Wovon sollen Freischaffende aber dann leben? Eine Grundsicherung vom Arbeitsamt will Ramos Rodríguez nicht in Anspruch nehmen. Warum auch, sagt der Geiger. „Als freie Musiker arbeiten wir ja trotzdem, auch wenn die Konzerte ausfallen. Wir müssen fit bleiben, üben, mit Veranstaltern in Kontakt bleiben." Der Komponist wünscht sich, dass das Land Hessen seine Hilfen dementsprechend nachbessert. Nothilfen anderer Initiativen wie etwa der Deutschen Orchester-Stiftung seien „schön, aber sie bieten keine Sicherheit", sagt Ramos Rodríguez.


Sicher ist derzeit das allerwenigste. Das hat auch der Design-Student Abdelkader Ouchène gemerkt, den die Coronakrise ganz schön aus der Bahn geworfen hat. Er studiert im 11. Semester an der Hochschule für Gestaltung in Offenbach. Sein Studium hat er sich bisher durch BaföG und Nebenjobs finanziert. Gerade hatte er bei einer Werbeagentur als Werkstudent angefangen, die Probezeit war fast beendet, da fiel ein großer Kunde weg. Die Agentur musste ihm kündigen. „Ab April habe ich jetzt gar keine Einnahmen mehr. Selbst der Gastro-Job fällt weg. Und die Soforthilfen kann ich nicht beantragen, weil ich nicht selbstständig bin", sagt der 26-Jährige. Die Miete für sein kleines Atelier und Tonstudio in seiner Wohnung kann der Hobbymusiker noch zwei Monate zahlen. Und dann? „Notfalls können mir meine Eltern aushelfen", sagt er.

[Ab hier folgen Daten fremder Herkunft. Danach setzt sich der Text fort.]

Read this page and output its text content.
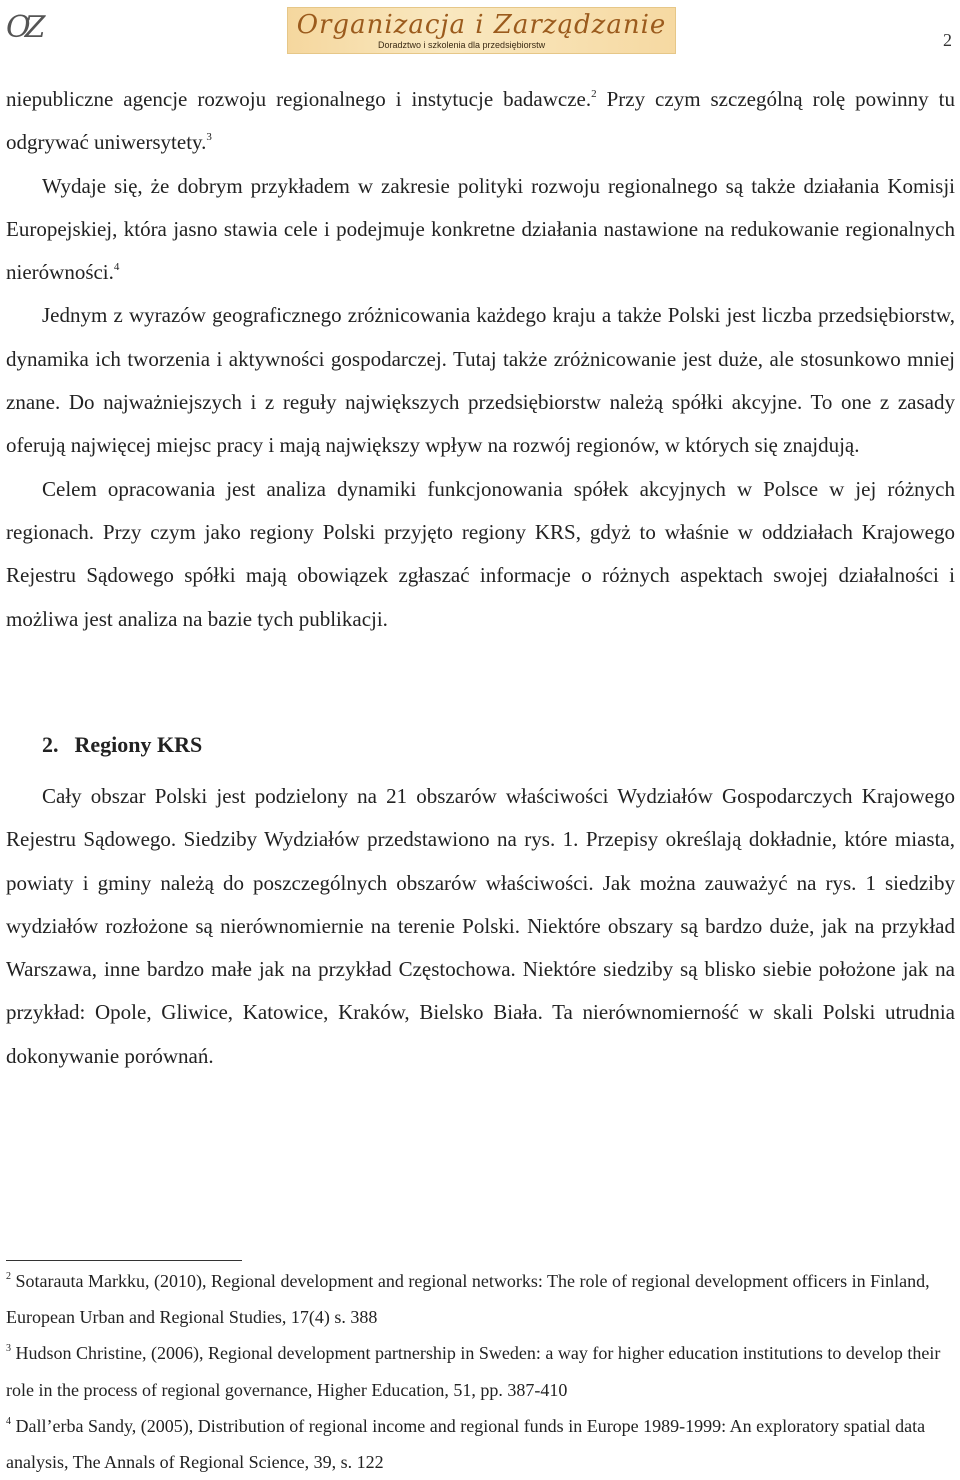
OZ	Organizacja i Zarządzanie
Doradztwo i szkolenia dla przedsiębiorstw	2

niepubliczne agencje rozwoju regionalnego i instytucje badawcze.$^2$ Przy czym szczególną rolę powinny tu odgrywać uniwersytety.$^3$

Wydaje się, że dobrym przykładem w zakresie polityki rozwoju regionalnego są także działania Komisji Europejskiej, która jasno stawia cele i podejmuje konkretne działania nastawione na redukowanie regionalnych nierówności.$^4$

Jednym z wyrazów geograficznego zróżnicowania każdego kraju a także Polski jest liczba przedsiębiorstw, dynamika ich tworzenia i aktywności gospodarczej. Tutaj także zróżnicowanie jest duże, ale stosunkowo mniej znane. Do najważniejszych i z reguły największych przedsiębiorstw należą spółki akcyjne. To one z zasady oferują najwięcej miejsc pracy i mają największy wpływ na rozwój regionów, w których się znajdują.

Celem opracowania jest analiza dynamiki funkcjonowania spółek akcyjnych w Polsce w jej różnych regionach. Przy czym jako regiony Polski przyjęto regiony KRS, gdyż to właśnie w oddziałach Krajowego Rejestru Sądowego spółki mają obowiązek zgłaszać informacje o różnych aspektach swojej działalności i możliwa jest analiza na bazie tych publikacji.

2. Regiony KRS

Cały obszar Polski jest podzielony na 21 obszarów właściwości Wydziałów Gospodarczych Krajowego Rejestru Sądowego. Siedziby Wydziałów przedstawiono na rys. 1. Przepisy określają dokładnie, które miasta, powiaty i gminy należą do poszczególnych obszarów właściwości. Jak można zauważyć na rys. 1 siedziby wydziałów rozłożone są nierównomiernie na terenie Polski. Niektóre obszary są bardzo duże, jak na przykład Warszawa, inne bardzo małe jak na przykład Częstochowa. Niektóre siedziby są blisko siebie położone jak na przykład: Opole, Gliwice, Katowice, Kraków, Bielsko Biała. Ta nierównomierność w skali Polski utrudnia dokonywanie porównań.

$^2$ Sotarauta Markku, (2010), Regional development and regional networks: The role of regional development officers in Finland, European Urban and Regional Studies, 17(4) s. 388

$^3$ Hudson Christine, (2006), Regional development partnership in Sweden: a way for higher education institutions to develop their role in the process of regional governance, Higher Education, 51, pp. 387-410

$^4$ Dall’erba Sandy, (2005), Distribution of regional income and regional funds in Europe 1989-1999: An exploratory spatial data analysis, The Annals of Regional Science, 39, s. 122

Wenn hoffentlich nach ein paar Wochen das Kulturleben wieder anläuft, sind damit nicht automatisch alle Sorgen beseitigt. Denn die Kulturszene nach der Coronakrise wird eine andere sein als davor, einige Existenzen werden es nicht geschafft haben. Krimiautorin Schwermer glaubt, dass es in der Literaturbranche vor allem kleineren Verlagen und Buchhandlungen an die Substanz gehen wird. Und Geiger Ramos Rodríguez befürchtet, dass sich nachgeholte Konzerte terminlich überlagern könnten, was wiederum dazu führt, dass Musiker insgesamt weniger Aufträge annehmen können. Für Künstlerin Röther ist die Zukunft ohnehin zu diffus, um Prognosen zu machen. Immerhin: Sie versucht, den vom Virus diktierten Stillstand gelassen zu sehen: „Man kann ja nichts machen", sagt sie. „Dann ist eben jetzt erst mal Familienzeit."